Go over and read his post it will give insight into this:
NEW KISSINGER `TELCONS’ REVEAL CHILE PLOTTING
AT HIGHEST LEVELS OF U.S. GOVERNMENTNixon Vetoed Proposed Coexistence with an Allende Government
Kissinger to the CIA: “We will not let Chile go down the drain.”National Security Archive Electronic Briefing Book No. 255
Posted – September 10, 2008
A snippet of our past of which is only part of the circle that keeps going round and round, repeating but with different players added to the old players:
Washington D.C., September 10, 2008 – On the eve of the thirty-fifth anniversary of the military coup in Chile, the National Security Archive today published for the first time formerly secret transcripts of Henry Kissinger’s telephone conversations that set in motion a massive U.S. effort to overthrow the newly-elected socialist government of Salvador Allende. “We will not let Chile go down the drain,” Kissinger told CIA director Richard Helms in one phone call. “I am with you,” the September 12, 1970 transcript records Helms responding.

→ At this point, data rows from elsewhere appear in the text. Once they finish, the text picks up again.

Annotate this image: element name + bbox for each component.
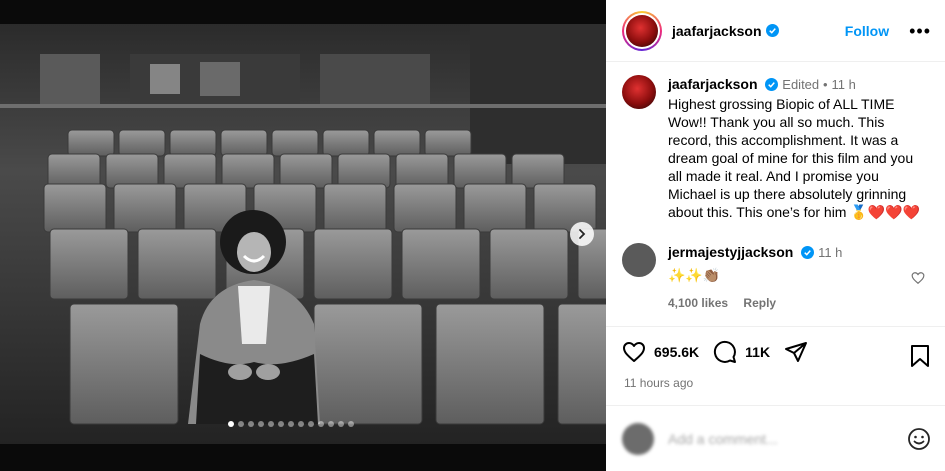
theater-seat xyxy=(489,228,569,300)
like-comment-heart-icon[interactable] xyxy=(911,271,925,285)
caption-username[interactable]: jaafarjackson xyxy=(668,76,758,92)
post-media xyxy=(0,0,606,471)
theater-seat xyxy=(67,129,115,157)
theater-seat xyxy=(395,153,449,189)
chevron-right-icon xyxy=(579,229,586,239)
comment-time[interactable]: 11 h xyxy=(818,245,842,260)
more-options-button[interactable]: ••• xyxy=(909,22,931,40)
add-comment-input[interactable]: Add a comment... xyxy=(668,431,778,447)
comments-section: jaafarjackson Edited • 11 h Highest gros… xyxy=(606,63,945,327)
theater-seat xyxy=(118,129,166,157)
carousel-dot xyxy=(248,421,254,427)
caption-time[interactable]: 11 h xyxy=(832,77,856,92)
carousel-dot xyxy=(238,421,244,427)
commenter-avatar[interactable] xyxy=(622,243,656,277)
theater-seat xyxy=(137,228,217,300)
carousel-dot xyxy=(228,421,234,427)
carousel-dot xyxy=(268,421,274,427)
post-caption: jaafarjackson Edited • 11 h Highest gros… xyxy=(606,63,945,221)
carousel-dot xyxy=(298,421,304,427)
carousel-dot xyxy=(348,421,354,427)
author-avatar[interactable] xyxy=(622,10,662,51)
author-username[interactable]: jaafarjackson xyxy=(672,23,762,39)
theater-seat xyxy=(279,153,333,189)
theater-seat xyxy=(163,153,217,189)
comment-likes[interactable]: 4,100 likes xyxy=(668,296,728,310)
carousel-dot xyxy=(308,421,314,427)
theater-seat xyxy=(43,183,107,233)
theater-seat xyxy=(47,153,101,189)
theater-seat xyxy=(393,183,457,233)
theater-seat xyxy=(220,129,268,157)
theater-seat xyxy=(401,228,481,300)
heart-icon[interactable] xyxy=(622,340,646,364)
post-photo xyxy=(0,24,606,444)
theater-seat xyxy=(463,183,527,233)
comment-icon[interactable] xyxy=(713,340,737,364)
comment-action[interactable]: 11K xyxy=(713,340,770,364)
theater-seat xyxy=(113,183,177,233)
verified-badge-icon xyxy=(765,78,779,91)
theater-seat xyxy=(424,129,472,157)
post-header: jaafarjackson Follow ••• xyxy=(606,0,945,62)
commenter-username[interactable]: jermajestyjjackson xyxy=(668,244,793,260)
post-timestamp[interactable]: 11 hours ago xyxy=(624,376,693,390)
theater-seat xyxy=(313,228,393,300)
carousel-dot xyxy=(338,421,344,427)
like-action[interactable]: 695.6K xyxy=(622,340,699,364)
theater-seat xyxy=(322,129,370,157)
reply-button[interactable]: Reply xyxy=(743,296,776,310)
action-bar: 695.6K 11K xyxy=(622,340,830,364)
meta-separator: • xyxy=(823,77,828,92)
bookmark-icon[interactable] xyxy=(909,344,931,368)
comment-item: jermajestyjjackson 11 h ✨✨👏🏽 4,100 likes… xyxy=(606,221,945,312)
edited-label: Edited xyxy=(782,77,820,92)
carousel-indicator xyxy=(228,421,354,427)
caption-avatar[interactable] xyxy=(622,75,656,109)
theater-seat xyxy=(169,129,217,157)
theater-seat xyxy=(221,153,275,189)
share-action[interactable] xyxy=(784,340,816,364)
theater-seat xyxy=(453,153,507,189)
carousel-dot xyxy=(278,421,284,427)
verified-badge-icon xyxy=(801,246,815,259)
follow-button[interactable]: Follow xyxy=(845,23,889,39)
theater-seat xyxy=(323,183,387,233)
theater-seat xyxy=(337,153,391,189)
theater-seat xyxy=(105,153,159,189)
theater-seat xyxy=(435,303,545,425)
theater-seat xyxy=(271,129,319,157)
current-user-avatar xyxy=(622,422,654,455)
carousel-dot xyxy=(288,421,294,427)
theater-seat xyxy=(557,303,606,425)
next-slide-button[interactable] xyxy=(570,222,594,246)
add-comment-bar: Add a comment... xyxy=(606,405,945,471)
likes-count[interactable]: 695.6K xyxy=(654,344,699,360)
carousel-dot xyxy=(318,421,324,427)
carousel-dot xyxy=(258,421,264,427)
theater-seat xyxy=(49,228,129,300)
theater-seat xyxy=(69,303,179,425)
share-icon[interactable] xyxy=(784,340,808,364)
theater-seat xyxy=(373,129,421,157)
comments-count[interactable]: 11K xyxy=(745,344,770,360)
emoji-picker-icon[interactable] xyxy=(907,427,931,451)
theater-seat xyxy=(313,303,423,425)
comment-text: ✨✨👏🏽 xyxy=(668,267,721,283)
post-side-panel: jaafarjackson Follow ••• jaafarjackson E… xyxy=(606,0,945,471)
verified-badge-icon xyxy=(765,24,779,37)
theater-seat xyxy=(511,153,565,189)
carousel-dot xyxy=(328,421,334,427)
caption-text: Highest grossing Biopic of ALL TIME Wow!… xyxy=(668,96,921,220)
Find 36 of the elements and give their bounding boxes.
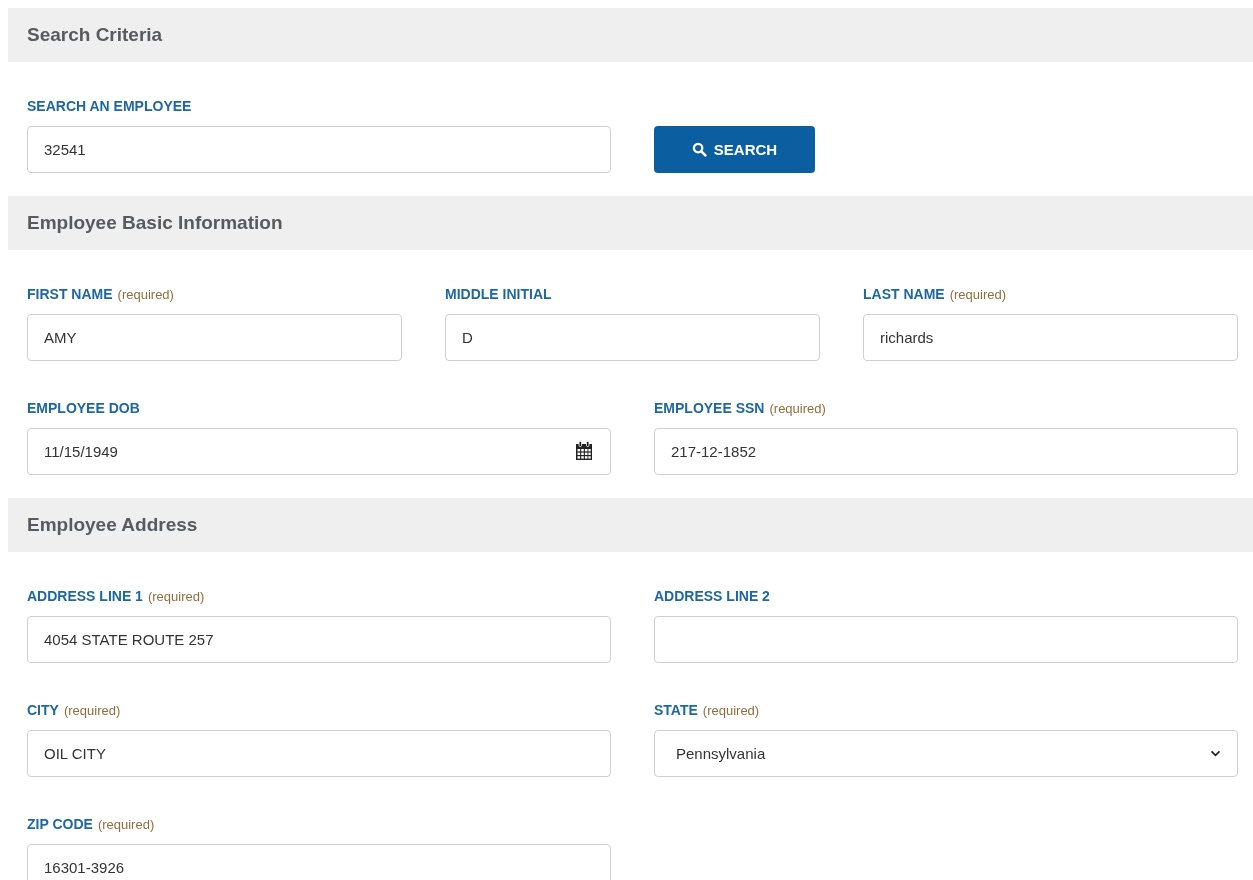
input-field[interactable]	[654, 616, 1238, 663]
required-note: (required)	[702, 702, 760, 718]
input-field[interactable]: 4054 STATE ROUTE 257	[27, 616, 611, 663]
date-field[interactable]: 11/15/1949	[27, 428, 611, 475]
input-field[interactable]: AMY	[27, 314, 402, 361]
field-label: EMPLOYEE SSN	[654, 400, 765, 416]
select-field[interactable]: Pennsylvania	[654, 730, 1238, 777]
calendar-icon[interactable]	[575, 441, 593, 461]
section-title: Search Criteria	[27, 24, 163, 46]
input-field[interactable]: 217-12-1852	[654, 428, 1238, 475]
section-title: Employee Address	[27, 514, 198, 536]
field-label: LAST NAME	[863, 286, 945, 302]
input-field[interactable]: richards	[863, 314, 1238, 361]
field-label: FIRST NAME	[27, 286, 113, 302]
input-field[interactable]: D	[445, 314, 820, 361]
search-button[interactable]: SEARCH	[654, 126, 815, 173]
search-icon	[691, 142, 707, 157]
field-label: ZIP CODE	[27, 816, 93, 832]
input-field[interactable]: OIL CITY	[27, 730, 611, 777]
required-note: (required)	[63, 702, 121, 718]
required-note: (required)	[769, 400, 826, 416]
required-note: (required)	[117, 286, 174, 302]
required-note: (required)	[949, 286, 1007, 302]
field-label: EMPLOYEE DOB	[27, 400, 140, 416]
field-label: STATE	[654, 702, 698, 718]
input-field[interactable]: 16301-3926	[27, 844, 611, 880]
field-label: ADDRESS LINE 2	[654, 588, 770, 604]
chevron-down-icon	[1210, 750, 1221, 757]
required-note: (required)	[97, 816, 155, 832]
field-label: ADDRESS LINE 1	[27, 588, 143, 604]
field-label: CITY	[27, 702, 59, 718]
input-field[interactable]: 32541	[27, 126, 611, 173]
required-note: (required)	[147, 588, 205, 604]
section-title: Employee Basic Information	[27, 212, 283, 234]
field-label: SEARCH AN EMPLOYEE	[27, 98, 192, 114]
field-label: MIDDLE INITIAL	[445, 286, 552, 302]
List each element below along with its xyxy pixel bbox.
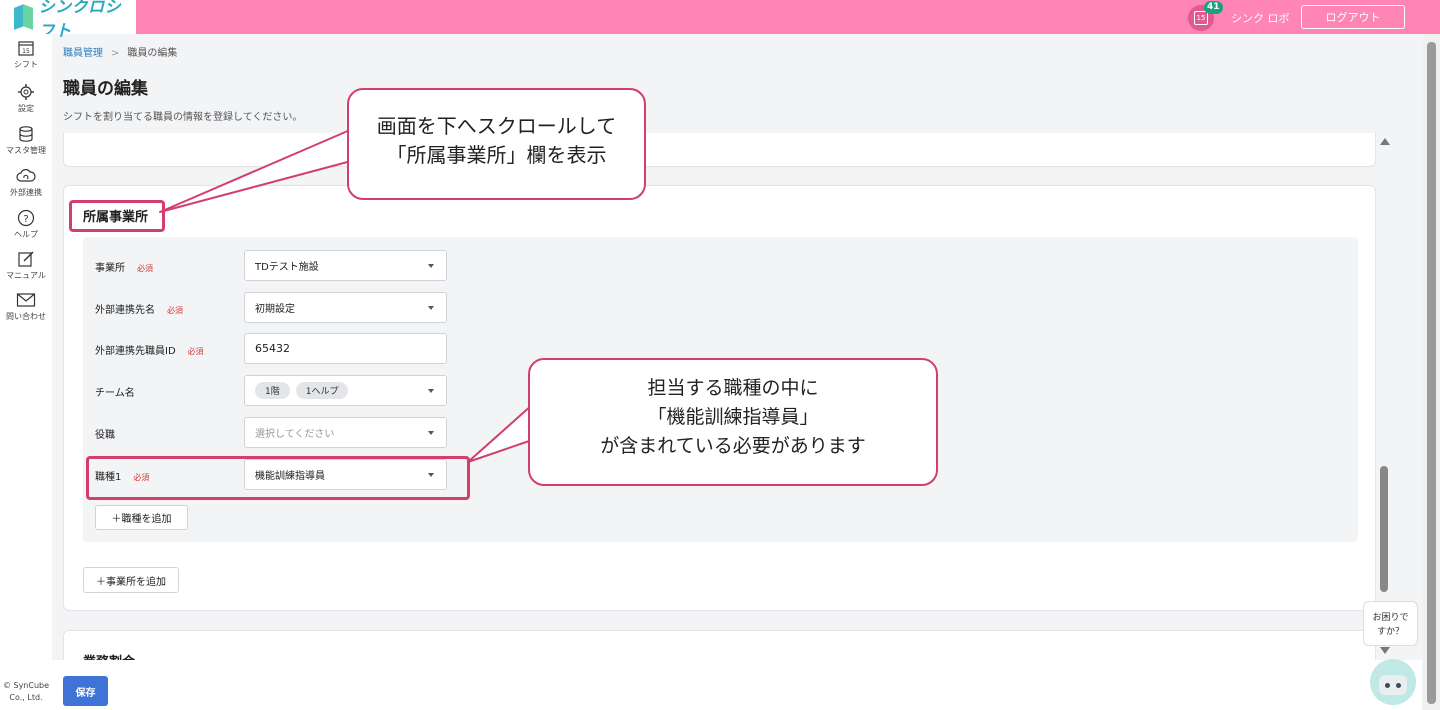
position-label: 役職 [95,430,115,441]
content-scrollbar[interactable] [1378,133,1390,654]
svg-text:15: 15 [22,48,30,55]
highlight-job-type-row [86,456,470,500]
chevron-down-icon [428,264,434,268]
sidebar-item-shift[interactable]: 15 シフト [0,38,52,78]
external-name-select[interactable]: 初期設定 [244,292,447,323]
calendar-icon: 15 [1194,11,1208,25]
team-chip[interactable]: 1階 [255,382,290,399]
position-select[interactable]: 選択してください [244,417,447,448]
office-row: 事業所 必須 TDテスト施設 [95,250,455,281]
external-staff-id-input[interactable]: 65432 [244,333,447,364]
page-title: 職員の編集 [63,79,148,99]
required-badge: 必須 [187,347,204,356]
office-select[interactable]: TDテスト施設 [244,250,447,281]
sidebar: 15 シフト 設定 マスタ管理 外部連携 ? ヘルプ マニュアル 問い合わせ ©… [0,34,52,710]
chevron-down-icon [428,306,434,310]
sidebar-item-label: シフト [14,60,38,69]
external-staff-id-row: 外部連携先職員ID 必須 65432 [95,333,455,364]
sidebar-item-manual[interactable]: マニュアル [0,249,52,289]
breadcrumb-current: 職員の編集 [127,48,178,59]
breadcrumb-link-staff[interactable]: 職員管理 [63,48,103,59]
copyright: © SynCube Co., Ltd. [2,681,50,702]
notification-count-badge: 41 [1204,1,1223,14]
mail-icon [16,290,36,310]
add-job-type-button[interactable]: ＋職種を追加 [95,505,188,530]
help-bubble[interactable]: お困りで すか？ [1363,601,1418,646]
sidebar-item-label: 外部連携 [10,188,42,197]
callout-job-type-note: 担当する職種の中に 「機能訓練指導員」 が含まれている必要があります [528,358,938,486]
sidebar-item-help[interactable]: ? ヘルプ [0,208,52,248]
save-button[interactable]: 保存 [63,676,108,706]
sidebar-item-label: 問い合わせ [6,312,46,321]
scroll-down-icon[interactable] [1380,647,1390,654]
logout-button[interactable]: ログアウト [1301,5,1405,29]
sidebar-item-integration[interactable]: 外部連携 [0,166,52,206]
svg-text:?: ? [23,214,28,225]
chevron-down-icon [428,389,434,393]
user-name: シンク ロボ [1231,12,1290,25]
help-robot-icon[interactable] [1370,659,1416,705]
add-office-button[interactable]: ＋事業所を追加 [83,567,179,593]
scroll-up-icon[interactable] [1380,138,1390,145]
external-staff-id-label: 外部連携先職員ID [95,346,176,357]
required-badge: 必須 [137,264,153,273]
sidebar-item-settings[interactable]: 設定 [0,82,52,122]
team-chip[interactable]: 1ヘルプ [295,382,349,399]
app-logo[interactable]: シンクロシフト [0,0,136,40]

The telephone call transcripts–known as `telcons’–include previously-unreported conversations between Kissinger and President Richard Nixon and Secretary of State William Rogers. Just eight days after Allende’s election, Kissinger informed the president that the State Department had recommended an approach to “see what we can work out [with Allende].” Nixon responded by instructing Kissinger: “Don’t let them do it.”